Biological evolution has produced an extraordinary diversity of organisms, even the simplest of which is highly adapted, with multiple complex structures. Evolutionary computation has found that many innovative solutions to optimisation and design problems can be achieved by artificial evolution via random variation and selection.
Despite the centrality of evolution to biology and the usefulness of evolutionary algorithms in optimisation, the dynamics of evolution are not well understood. Consequently, population genetics theory can only make quantitative predictions about short-term, simple biological evolution, and the design and parameter tuning of evolutionary algorithms is mostly done ad-hoc in a laborious and cost-intensive process.

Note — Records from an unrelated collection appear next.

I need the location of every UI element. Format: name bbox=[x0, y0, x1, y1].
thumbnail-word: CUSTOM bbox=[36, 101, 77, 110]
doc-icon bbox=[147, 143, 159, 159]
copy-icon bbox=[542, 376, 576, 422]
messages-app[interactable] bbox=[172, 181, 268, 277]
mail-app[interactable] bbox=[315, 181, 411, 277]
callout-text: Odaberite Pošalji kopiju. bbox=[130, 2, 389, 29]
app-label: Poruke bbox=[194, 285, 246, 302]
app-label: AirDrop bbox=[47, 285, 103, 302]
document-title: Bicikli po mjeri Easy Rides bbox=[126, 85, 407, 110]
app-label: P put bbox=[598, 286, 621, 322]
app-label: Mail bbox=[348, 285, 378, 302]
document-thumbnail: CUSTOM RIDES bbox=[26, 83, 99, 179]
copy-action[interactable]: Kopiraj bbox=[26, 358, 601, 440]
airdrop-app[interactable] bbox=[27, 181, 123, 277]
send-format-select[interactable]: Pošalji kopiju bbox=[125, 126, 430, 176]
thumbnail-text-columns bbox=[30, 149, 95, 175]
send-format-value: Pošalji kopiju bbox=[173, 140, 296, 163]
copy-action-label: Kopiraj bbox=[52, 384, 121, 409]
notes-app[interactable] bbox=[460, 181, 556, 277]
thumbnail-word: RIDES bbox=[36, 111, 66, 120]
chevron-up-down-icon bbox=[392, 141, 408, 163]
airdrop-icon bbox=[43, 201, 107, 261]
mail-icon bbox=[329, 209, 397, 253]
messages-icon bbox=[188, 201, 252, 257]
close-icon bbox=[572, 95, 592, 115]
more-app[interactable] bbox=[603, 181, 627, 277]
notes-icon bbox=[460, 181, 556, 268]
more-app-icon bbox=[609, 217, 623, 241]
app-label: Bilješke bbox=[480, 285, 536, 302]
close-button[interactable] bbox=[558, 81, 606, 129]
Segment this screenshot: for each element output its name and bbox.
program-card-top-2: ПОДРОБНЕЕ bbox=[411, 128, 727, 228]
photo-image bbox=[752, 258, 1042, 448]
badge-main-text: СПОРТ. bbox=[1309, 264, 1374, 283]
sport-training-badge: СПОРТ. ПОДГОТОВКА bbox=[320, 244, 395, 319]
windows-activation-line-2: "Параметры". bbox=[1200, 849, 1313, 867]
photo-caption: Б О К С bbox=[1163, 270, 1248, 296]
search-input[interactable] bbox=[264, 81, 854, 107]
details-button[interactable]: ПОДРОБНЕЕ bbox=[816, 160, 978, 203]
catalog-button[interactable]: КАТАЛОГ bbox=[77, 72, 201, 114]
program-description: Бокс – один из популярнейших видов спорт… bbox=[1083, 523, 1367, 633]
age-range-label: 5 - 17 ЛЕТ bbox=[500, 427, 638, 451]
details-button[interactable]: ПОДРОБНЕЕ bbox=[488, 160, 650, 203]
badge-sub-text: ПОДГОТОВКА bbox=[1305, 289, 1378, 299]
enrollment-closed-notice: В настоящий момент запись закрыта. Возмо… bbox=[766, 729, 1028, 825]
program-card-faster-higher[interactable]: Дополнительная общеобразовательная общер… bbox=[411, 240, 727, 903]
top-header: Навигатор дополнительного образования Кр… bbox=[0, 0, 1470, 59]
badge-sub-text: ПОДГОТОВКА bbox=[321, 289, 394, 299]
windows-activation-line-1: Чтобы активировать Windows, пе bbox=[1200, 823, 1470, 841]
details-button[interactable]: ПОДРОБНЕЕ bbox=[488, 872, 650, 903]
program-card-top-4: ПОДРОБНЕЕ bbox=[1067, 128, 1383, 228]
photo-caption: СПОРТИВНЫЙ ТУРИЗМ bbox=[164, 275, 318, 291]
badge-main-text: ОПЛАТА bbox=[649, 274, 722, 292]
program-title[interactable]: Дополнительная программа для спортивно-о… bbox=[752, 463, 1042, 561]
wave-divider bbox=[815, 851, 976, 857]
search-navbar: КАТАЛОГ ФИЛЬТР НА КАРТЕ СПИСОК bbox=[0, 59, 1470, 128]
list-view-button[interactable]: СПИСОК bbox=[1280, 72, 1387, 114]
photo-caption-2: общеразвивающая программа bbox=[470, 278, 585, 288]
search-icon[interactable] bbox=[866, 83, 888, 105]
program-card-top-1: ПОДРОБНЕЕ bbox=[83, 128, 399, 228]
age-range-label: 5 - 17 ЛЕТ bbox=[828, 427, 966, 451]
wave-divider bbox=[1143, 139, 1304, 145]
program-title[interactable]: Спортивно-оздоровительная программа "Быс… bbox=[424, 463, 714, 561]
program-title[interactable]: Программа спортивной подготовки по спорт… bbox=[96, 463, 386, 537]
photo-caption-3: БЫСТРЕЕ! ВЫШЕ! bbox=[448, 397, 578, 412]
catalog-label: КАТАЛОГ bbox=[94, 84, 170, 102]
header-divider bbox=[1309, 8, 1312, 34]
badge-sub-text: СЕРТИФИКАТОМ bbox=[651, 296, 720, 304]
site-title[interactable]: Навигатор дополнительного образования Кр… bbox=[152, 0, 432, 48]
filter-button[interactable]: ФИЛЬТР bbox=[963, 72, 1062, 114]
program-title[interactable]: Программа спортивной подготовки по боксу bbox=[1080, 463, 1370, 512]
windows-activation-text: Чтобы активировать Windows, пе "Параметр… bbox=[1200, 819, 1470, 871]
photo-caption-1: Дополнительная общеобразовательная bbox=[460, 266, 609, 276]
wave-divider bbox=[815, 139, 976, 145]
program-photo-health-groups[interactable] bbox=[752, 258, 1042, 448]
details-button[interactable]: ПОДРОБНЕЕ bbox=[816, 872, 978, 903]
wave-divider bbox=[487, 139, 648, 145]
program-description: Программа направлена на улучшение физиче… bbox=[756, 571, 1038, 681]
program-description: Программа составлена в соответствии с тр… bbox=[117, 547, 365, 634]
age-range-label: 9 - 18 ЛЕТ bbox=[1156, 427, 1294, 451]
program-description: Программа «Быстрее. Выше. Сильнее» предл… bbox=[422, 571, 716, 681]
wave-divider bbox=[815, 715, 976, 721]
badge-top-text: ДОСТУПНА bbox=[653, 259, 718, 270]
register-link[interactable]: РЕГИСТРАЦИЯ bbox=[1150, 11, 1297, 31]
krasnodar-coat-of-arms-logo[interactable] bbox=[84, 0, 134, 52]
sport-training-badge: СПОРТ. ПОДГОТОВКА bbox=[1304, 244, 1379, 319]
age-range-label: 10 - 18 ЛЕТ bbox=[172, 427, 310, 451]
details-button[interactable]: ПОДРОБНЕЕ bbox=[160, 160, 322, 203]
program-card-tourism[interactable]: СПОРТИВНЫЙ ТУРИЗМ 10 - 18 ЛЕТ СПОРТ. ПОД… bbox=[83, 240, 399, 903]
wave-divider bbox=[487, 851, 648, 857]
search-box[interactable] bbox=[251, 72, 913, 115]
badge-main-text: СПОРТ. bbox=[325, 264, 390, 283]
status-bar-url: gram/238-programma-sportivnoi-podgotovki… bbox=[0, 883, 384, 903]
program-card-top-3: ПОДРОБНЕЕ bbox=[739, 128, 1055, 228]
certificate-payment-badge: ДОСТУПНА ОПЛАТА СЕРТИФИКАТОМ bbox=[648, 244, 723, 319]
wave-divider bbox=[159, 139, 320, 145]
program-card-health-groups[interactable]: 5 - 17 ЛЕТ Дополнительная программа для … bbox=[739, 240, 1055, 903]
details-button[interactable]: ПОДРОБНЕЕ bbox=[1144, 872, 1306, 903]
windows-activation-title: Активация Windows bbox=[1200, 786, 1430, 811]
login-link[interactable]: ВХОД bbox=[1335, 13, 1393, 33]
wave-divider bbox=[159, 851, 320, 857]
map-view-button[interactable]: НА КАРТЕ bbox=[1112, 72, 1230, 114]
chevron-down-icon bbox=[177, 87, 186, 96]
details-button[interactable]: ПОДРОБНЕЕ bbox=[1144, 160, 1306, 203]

Both fields have studied the speed of adaptation independently, and with orthogonal approaches. Our project brings together an interdisciplinary consortium of ambitious researchers from the theory of evolutionary computation and theoretical population genetics to synergise these complementary approaches and to create the foundation of a unified quantitative theory describing the speed of adaptation in both biological and artificial evolution.
The transformative impact of this unified theory will lie in enabling long-term predictions about the efficiency of evolution in settings that are highly relevant for both fields and related sciences. Our approach will reveal how this efficiency is fundamentally determined by evolutionary and environmental parameters. Tuning these parameters will allow researchers from biology and computation to increase the efficiency of evolutionary processes, revolutionising applications ranging from evolutionary algorithms to experimental evolution and synthetic biology.